Azam Ali & NiYAZ à Mawazine : envoûtant

A Chellah, loin des grandes scènes d’OLM Souissi et Ennahda se déroule un autre Mawazine. Un Mawazine plus porté vers la découverte de l’essence même de la musique grâce à une scène proche du public, permettant un échange constant entre ce dernier et l’artiste. Azam Ali & NiYAZ, groupe mélant traditions musicales turco-perses et sonorités électro, était l’invité de marque de ce haut-lieu d’histoire. Chronique !

Émouvant concert que celui de Azam Ali & Niyaz au Chellah hier, tant par  la voix velours et imploratrice de la splendide Azam Ali que par la performance de Niyaz avec Loga Ramin Torkian multi-instrumentiste de renom sachant combiner des classiques de la musique perse avec ses compositions modernes, Carmen Rizzo artiste et producteur éclectique de musique electronique lui ayant valu 2 nominations aux Grammy Awards pour ses participations très remarqués dans des films hollywoodiens et enfin Habiboo Boushehri, percussionniste de talent.

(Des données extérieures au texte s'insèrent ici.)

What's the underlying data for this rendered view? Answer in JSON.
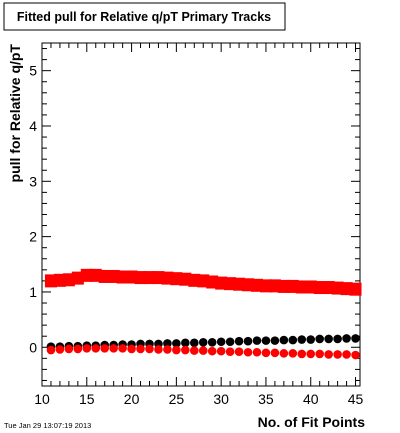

Tout le long du concert, Azam Ali & NiYAZ se fera un plaisir d’interpréter des chansons folk surtout iraniennes mais également d’autres pays du moyen-orient, que ce soit en farssi, turc ou arabe. La plupart des titres est tiré de leur dernier album Sumud, dont Azam Ali dira qu’il représente un message contre l’injustice et l’oppression de groupes minoritaires, mais également un hommage universel à la diversité spirituelle, à la liberté et dignité pour tous.

Au fil des chansons, la voix hypnotisante d’Azam Ali et le son tant intriguant qu’harmonieux de Niyaz, couplé à un cadre aussi chargé d’histoire que Chellah, nous faisait allègrement rêver. On se sentait soudain transportés en Persie ancienne, du temps de Zyriab, Avicenne ou Jalaluddine Rumi, les effluves d’Ispahan nous titillant les narines. C’est d’ailleurs sur les écrits du dernier cité, grand poète et mystique soufi, que Niyaz se sont inspirés pour certains de leurs titres.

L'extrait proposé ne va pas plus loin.